The plan, which wouldn’t be approved for at least a year, also called for larger commercial planes to fly lower over Apache Junction.
Roughly 100 pilots and residents attended the meeting at Arizona State University Polytechnic, at Williams Gateway Airport. People who attended raised concerns about more potential noise complaints and the safety of low-flying small planes.
Donna Guzzone, who lives just outside Apache Junction, was not pleased that commercial planes, which now fly at 8,000 feet over the area on their way to Phoenix Sky Harbor International Airport, would be allowed to fly as low as 5,000 feet.
“One of the reasons I moved 40 miles from an airport is because Apache Junction doesn’t have an airport,” Guzzone said.
Warren Meehan, FAA western regional operations manager, acknowledges some people disagree with the proposal, but said the airspace redesign is necessary to provide a greater buffer between smaller general aviation aircraft and commercial airliners coming into Sky Harbor and to allow more planes to land at Sky Harbor during bad weather.

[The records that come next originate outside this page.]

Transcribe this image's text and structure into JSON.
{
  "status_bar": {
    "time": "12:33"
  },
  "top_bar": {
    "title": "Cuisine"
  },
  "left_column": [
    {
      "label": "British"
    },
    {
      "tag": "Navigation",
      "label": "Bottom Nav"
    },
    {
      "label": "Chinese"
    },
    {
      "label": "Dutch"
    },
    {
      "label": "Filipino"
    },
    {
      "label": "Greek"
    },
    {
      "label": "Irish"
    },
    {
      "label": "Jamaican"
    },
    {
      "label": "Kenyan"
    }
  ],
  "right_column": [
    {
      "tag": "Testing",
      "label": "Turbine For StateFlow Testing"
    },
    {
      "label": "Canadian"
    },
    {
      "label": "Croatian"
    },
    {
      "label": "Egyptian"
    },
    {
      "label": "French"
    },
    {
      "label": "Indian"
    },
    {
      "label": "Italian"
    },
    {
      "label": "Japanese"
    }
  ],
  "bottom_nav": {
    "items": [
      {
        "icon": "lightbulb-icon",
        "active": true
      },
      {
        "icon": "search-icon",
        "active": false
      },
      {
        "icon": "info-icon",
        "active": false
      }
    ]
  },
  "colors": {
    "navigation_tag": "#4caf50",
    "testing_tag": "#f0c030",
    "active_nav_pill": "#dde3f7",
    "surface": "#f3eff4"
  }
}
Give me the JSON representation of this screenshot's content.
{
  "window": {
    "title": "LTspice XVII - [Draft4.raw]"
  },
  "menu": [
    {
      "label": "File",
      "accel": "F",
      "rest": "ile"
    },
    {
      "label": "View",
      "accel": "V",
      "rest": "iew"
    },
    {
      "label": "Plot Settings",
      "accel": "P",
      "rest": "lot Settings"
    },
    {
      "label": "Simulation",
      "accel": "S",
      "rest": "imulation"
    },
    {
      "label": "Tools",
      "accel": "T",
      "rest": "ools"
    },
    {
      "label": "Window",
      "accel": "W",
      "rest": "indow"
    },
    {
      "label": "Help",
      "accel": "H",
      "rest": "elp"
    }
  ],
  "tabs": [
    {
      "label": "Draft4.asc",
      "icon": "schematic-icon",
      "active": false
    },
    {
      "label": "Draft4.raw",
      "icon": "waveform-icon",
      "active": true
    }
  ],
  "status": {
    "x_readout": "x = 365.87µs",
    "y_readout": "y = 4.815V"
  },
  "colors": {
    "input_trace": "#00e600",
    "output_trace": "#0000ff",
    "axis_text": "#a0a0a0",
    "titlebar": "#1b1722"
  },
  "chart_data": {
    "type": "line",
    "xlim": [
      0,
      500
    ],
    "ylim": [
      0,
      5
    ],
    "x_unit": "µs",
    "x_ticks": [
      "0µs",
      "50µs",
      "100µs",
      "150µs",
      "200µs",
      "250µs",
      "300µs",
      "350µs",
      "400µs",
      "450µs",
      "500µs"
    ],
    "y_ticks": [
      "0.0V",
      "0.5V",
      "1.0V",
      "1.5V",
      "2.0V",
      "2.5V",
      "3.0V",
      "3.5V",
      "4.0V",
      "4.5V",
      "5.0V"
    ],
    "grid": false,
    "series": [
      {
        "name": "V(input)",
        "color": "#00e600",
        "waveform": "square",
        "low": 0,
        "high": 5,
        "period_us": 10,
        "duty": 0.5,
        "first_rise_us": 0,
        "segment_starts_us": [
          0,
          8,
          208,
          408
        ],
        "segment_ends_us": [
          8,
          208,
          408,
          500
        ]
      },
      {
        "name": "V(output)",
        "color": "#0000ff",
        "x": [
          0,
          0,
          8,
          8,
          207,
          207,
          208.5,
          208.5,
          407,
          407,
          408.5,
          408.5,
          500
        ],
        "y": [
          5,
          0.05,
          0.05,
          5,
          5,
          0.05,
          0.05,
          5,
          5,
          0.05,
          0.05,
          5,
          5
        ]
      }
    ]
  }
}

The FAA presented a slide show that showed on radar a large commercial airliner barely missing a smaller plane over Mesa just east of Sky Harbor. Meehan reminded people of a midair collision over Cerritos, Calif., about 20 years ago between a commercial airliner and small plane.
“We are separating commercial from general aviation to keep those airplanes apart,” Meehan said.
The proposal would also bring more planes per hour over Mesa during bad weather, but no more than are currently being flown during good weather. It will not affect flight paths.
This will not lower commercial airliner altitudes over Mesa, but could lower general aviation aircraft primarily between Dobson and Gilbert roads, FAA officials said. Currently, general aviation aircraft are allowed to fly between 1,000 feet and 2,900 feet above homes. If adopted, the proposal will compress that range between 1,000 feet and 2,600 feet, moving some of these aircraft, and possibly helicopters, closer to the ground.
The redesign would affect the airspace in the Valley and allow Sky Harbor to land nearly as many planes during bad weather as good weather, which is necessary because local delays can cause backups around the country, FAA officials said.
Mesa Councilman Rex Griswold said he would like a greater emphasis on creating airspace for Williams Gateway Airport, rather than developing ways to increase Sky Harbor capacity.
“The FAA is always driven by how they can get more planes into Sky Harbor, but should be using a reliever (airport) model to see how to get less planes, not try to cram more,” Griswold said.
Mesa resident and general aviation pilot Paul Green said the proposal would not affect how he would fly, and still keep a minimum height for small planes.
“I can’t say I’m ready to support it or not support it, but it struck me as not unreasonable,” Green said.
The FAA held a meeting earlier this week in Glendale and another is planned for Tuesday at Deer Valley Airport in Phoenix. The agency will accept public comments until June 3. The process is expected to take another year, Meehan said.